Avukat Nuray Özdoğan da, dava dosyasına “devlet sırrı” denilerek, getirilmeyen müfettiş raporlarına dair müzekkere yazılmasını istedi. Mahkemenin adil ve etkin bir yargılama yapma sorumluluğu olduğunu hatırlatan Özdoğan, “Mahkeme heyeti o dönemin siyasi iklimi, yaşanan cinayetlerin sebepleri konusunda mağdur yakınlarını aydınlatmakla hükümlüdür” dedi.

‘SANIKLAR CEZALANDIRILMALI’

Söz alan avukat Mehmet Emin Aktar, dava dosyasının sanıksız bir yargılama ile sürdüğünü vurguladı. O dönemde Tansu Çiller’in yaptığı “Örgüte destek veren Kürt iş adamlarının isimleri elimizde gereği yapılacak” açıklamayı hatırlatan Aktar, “Bir liste geldi ama bu listede öldürülemeyenler vardı. Bu liste için bu ekibe görev verilmiş ve infaz etmişler. 93-95 yılları arasında Temizöz davası olarak bilinen dava dosyasında olan maktullerin tümü üzerinde kimlik yoktu. Ankara’da yapılan cinayetlerde de üzerlerinde kimlik yok. Tüm sanıkların cezalandırılmasını talep ediyoruz” dedi.
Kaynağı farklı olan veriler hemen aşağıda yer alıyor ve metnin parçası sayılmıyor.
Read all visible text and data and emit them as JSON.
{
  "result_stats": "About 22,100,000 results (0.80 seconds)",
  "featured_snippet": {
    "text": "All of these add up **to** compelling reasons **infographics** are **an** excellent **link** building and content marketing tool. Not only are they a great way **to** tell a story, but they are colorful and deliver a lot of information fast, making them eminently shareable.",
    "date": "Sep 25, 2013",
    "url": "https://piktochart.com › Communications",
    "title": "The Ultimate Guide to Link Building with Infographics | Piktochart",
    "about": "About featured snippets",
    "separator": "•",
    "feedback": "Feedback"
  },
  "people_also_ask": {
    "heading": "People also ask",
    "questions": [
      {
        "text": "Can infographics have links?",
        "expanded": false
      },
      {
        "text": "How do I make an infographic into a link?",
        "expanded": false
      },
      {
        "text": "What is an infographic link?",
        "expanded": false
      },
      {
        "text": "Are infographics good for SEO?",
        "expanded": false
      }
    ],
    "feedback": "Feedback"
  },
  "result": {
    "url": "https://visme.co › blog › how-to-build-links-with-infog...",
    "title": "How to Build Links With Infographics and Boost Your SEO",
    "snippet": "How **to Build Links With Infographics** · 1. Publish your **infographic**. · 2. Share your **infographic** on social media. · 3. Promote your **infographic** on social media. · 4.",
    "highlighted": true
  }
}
Diğer avukatlar da savunma yaparak sanıkların cezalandırılmasını ve dosyanın genişletilmesini istedi.

Mahkeme heyeti, kayıp yakınlarının dosyanın genişletilmesi yönündeki kararı reddetti, mütalaa için iddia makamına süre tanıyarak duruşmayı 13 Aralık’a erteledi.

NE OLMUŞTU?

1993-96 yılları arasında Ankara’da Altındağ Nüfus Müdürü Abdülmecit Baskın’ın da bulunduğu zorla kaybedilen veya yasadışı keyfi infaz edilen 19 kişiye ilişkin ilk soruşturma 2011 yılında başlatıldı. 20 Eylül 2013 tarihinde zamanaşımı riskinden dolayı Abdülmecit Baskın cinayetiyle ilgili iddianame düzenlenirken, 19 Aralık 2013 tarihinde düzenlenen yeni iddianameyle Namık Erdoğan, Metin Vural, Recep Kuzucu, Behçet Cantürk, Savaş Buldan, Haci Karay, Adnan Yıldırım, İsmail Karaalioğlu, Yusuf Ekinci, Ömer Lutfi Topal, Hikmet Babataş, Medet Serhat, Feyzi Aslan, Lazem Esmaeılı, Asker Smıtko, Tarık Ümit, Salih Aslan ve Faik Candan cinayetleri de yargılamaya dahil edildi. Sanıklar Mehmet Ağar, İbrahim Şahin, Korkut Eken, Ayhan Çarkın, Ayhan Akça, Ziya Bandırmalıoğlu, Ercan Ersoy, Ahmet Demirel, Ayhan Özkan, Seyfettin Lap, Enver Ulu, Uğur Şahin, Alper Tekdemir, Yusuf Yüksel, Abbas Semih Sueri, Lokman Külünk, Mahmut Yıldırım, Nurettin Güven, Muhsin Korman’ın “cürüm işlemek için oluşturulan silahlı teşekkülün faaliyeti kapsamında insan öldürmek” suçlarından dava açıldı.